An American general (I won’t give his real name–let’s just call him James Jones) hurt German soldier feelings really bad a while back by telling them “You’re not going to fight anyway, so we don’t need you” (in Afghanistan). The Germans refused to fight with him about it, however.

Can you imagine that? The next thing you know this Watergate Woodward guy will start digging up negative quotes about the President himself.

„Wir haben den Deutschen gesagt, ihr kämpft eh nicht, wir brauchen euch nicht.”

German egotism now to end

In a surprise announcement that absolutely no one interests or would believe one moment if it did, not-so-well-known futurologist Prof.
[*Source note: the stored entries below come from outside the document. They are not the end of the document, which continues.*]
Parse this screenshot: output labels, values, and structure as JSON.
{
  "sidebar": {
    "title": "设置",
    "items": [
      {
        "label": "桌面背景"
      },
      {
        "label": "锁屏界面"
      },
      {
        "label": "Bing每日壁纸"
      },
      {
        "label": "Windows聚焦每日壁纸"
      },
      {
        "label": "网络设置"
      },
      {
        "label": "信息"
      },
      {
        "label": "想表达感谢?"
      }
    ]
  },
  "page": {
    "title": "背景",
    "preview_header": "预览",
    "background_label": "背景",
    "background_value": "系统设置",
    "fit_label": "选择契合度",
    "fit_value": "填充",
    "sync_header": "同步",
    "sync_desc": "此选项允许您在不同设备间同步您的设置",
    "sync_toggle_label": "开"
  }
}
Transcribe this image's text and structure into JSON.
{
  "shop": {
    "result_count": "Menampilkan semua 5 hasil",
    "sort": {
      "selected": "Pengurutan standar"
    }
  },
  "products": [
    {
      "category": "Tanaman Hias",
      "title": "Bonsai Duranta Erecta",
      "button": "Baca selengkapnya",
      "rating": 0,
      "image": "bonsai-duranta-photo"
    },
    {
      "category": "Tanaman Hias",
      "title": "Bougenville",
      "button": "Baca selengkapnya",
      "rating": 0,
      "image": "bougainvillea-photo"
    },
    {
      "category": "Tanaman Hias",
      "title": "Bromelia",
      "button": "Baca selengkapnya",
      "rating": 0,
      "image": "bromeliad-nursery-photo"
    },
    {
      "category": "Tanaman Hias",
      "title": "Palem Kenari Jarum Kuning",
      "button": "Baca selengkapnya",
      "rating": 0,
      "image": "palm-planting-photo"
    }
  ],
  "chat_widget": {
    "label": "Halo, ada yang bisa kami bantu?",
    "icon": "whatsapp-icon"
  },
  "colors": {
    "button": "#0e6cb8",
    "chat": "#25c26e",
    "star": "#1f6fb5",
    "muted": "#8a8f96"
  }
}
Horst Opaschowski has announced the end of German egotism as we know it. Like in our time or something. Well it was a surprise announcement for me.

The age of the “Ichlinge” (The Me People) is coming to an end, says the Professor. After the finanical crisis, he says, Germans are now turning away in disgust from self-indulgence and mismanagement. They’ve seen the light, so-to-speak. “They want honorable businessmen and honest politicians. The yearning for secruity and solidarity within society is growing.”

His nose is growing too, I bet. Or this guy is terribly and deeply confused. Or maybe he just lives under a rock somewhere in the German pampa. He means well though, I guess, and that always “goes in the pants” over here, as the saying goes (goes awry). 

At any rate, I pity the fool who believes a word Mr. Nostradamus here has to say. But not all that much really. After all, I’m only in this here for number one.

Deutsche suchen Sicherheit und soziale Geborgenheit.